What I do have power over is how I react to his words. I can let them hurt me and make me angry. I can let those feelings fester and grow until I feel hate towards him. I can let that hate turn into a cancer that eats my beautiful soul and breaks my kind heart. I can waste my time and lash out with unkind words.
What would that prove? That I’m capable of being mean and disrespectful? That’s not the legacy I want to be known for!
I want to either not take the bait and avoid responding to the stigmatizing and disrespectful comments, or if I respond, keep personalities and feelings out of it and reply with facts.
While I may never influence Tahir, the whole world can see my words. My knowledge and love for others might cause someone who hasn’t been able to quit smoking to give an alternative product a try.
At the end of the day, that person who smokes is all that matters.
I keep thinking that when the words of people like Tahir upset me, I need thicker skin, but that thinking might have been wrong. Perhaps I need a more compassionate heart.
It just might be that his words aren’t about me. They might be about how strongly he feels based on his lived experiences. Maybe instead of taking his words to heart, I should let his concerns into my heart.
There will be those who will tell me I’m wrong. They will say that, at times, Tahir makes them feel disliked, disrespected, and unheard. They will say that Tahir dismisses them and accuses them of things that aren’t true. Because of this, he doesn’t deserve compassion or to be sheltered from personal attacks.
At times like this, my grandpa's voice is loud and clear in my head. He often told me that what other people do or say reflects on them, not me. My actions and words reflect on me. If I want to change something, I should lead by example, and being a good leader means doing the right thing.
Grampa often marveled how my few drops of “Irish blood” could get the better of me. There were times I could be a hothead. Sometimes, he’d shake his head, get on the tractor, and drive away, leaving me well aware I had once again crossed a line.
He said I had a gift and a curse all in one. I never needed to raise a fist to make someone cry. I could do that purely with words. Awful, ugly, hurtful words.

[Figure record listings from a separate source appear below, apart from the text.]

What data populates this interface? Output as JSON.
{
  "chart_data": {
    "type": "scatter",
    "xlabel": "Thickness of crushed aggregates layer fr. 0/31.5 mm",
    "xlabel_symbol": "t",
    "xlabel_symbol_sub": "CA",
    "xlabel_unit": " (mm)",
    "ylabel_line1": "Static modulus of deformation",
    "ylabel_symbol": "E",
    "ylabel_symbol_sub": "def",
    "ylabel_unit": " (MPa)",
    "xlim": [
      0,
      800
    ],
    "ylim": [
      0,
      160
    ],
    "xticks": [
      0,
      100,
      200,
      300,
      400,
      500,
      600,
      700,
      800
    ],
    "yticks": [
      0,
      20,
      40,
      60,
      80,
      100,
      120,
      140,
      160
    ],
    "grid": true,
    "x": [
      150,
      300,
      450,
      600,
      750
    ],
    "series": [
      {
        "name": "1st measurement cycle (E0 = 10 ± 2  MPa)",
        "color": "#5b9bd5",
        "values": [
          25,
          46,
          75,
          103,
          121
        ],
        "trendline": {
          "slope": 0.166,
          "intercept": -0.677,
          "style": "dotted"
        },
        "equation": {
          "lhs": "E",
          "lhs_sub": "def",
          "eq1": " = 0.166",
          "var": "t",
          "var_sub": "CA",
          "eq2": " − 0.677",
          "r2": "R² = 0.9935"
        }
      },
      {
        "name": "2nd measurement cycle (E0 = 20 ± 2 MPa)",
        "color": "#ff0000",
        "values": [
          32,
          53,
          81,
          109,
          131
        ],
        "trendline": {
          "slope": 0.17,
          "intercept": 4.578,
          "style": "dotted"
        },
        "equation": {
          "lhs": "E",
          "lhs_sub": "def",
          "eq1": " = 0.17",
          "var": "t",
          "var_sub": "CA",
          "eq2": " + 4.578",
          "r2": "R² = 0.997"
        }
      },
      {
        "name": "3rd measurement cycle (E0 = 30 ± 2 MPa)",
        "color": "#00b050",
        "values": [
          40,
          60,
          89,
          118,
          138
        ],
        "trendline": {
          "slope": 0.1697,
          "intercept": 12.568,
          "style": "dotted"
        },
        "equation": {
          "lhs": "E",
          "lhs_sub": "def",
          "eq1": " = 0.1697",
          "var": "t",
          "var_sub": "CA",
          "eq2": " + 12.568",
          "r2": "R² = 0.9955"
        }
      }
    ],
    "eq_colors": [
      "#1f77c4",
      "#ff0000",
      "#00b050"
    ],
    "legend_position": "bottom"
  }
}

But I could also use my words to make people think and feel—feelings so strong that their eyes would fill with tears. Grandpa encouraged me to focus on the gift part.
By then, I was a teenager, and I didn’t pay the attention I should have to his advice, but I’ve never forgotten what he told me.
Gramps always treated people with kindness and respect, no matter how they treated him. Whatever the circumstance, he took the high road. It has taken me many years to figure out how important this is. I am proud to finally walk in the footsteps he laid down for me when I was a child.
Years ago, my strategy was to fight fire with fire. That didn’t work for me.
My calling is to fight hate and fear with love. I am finally where I belong.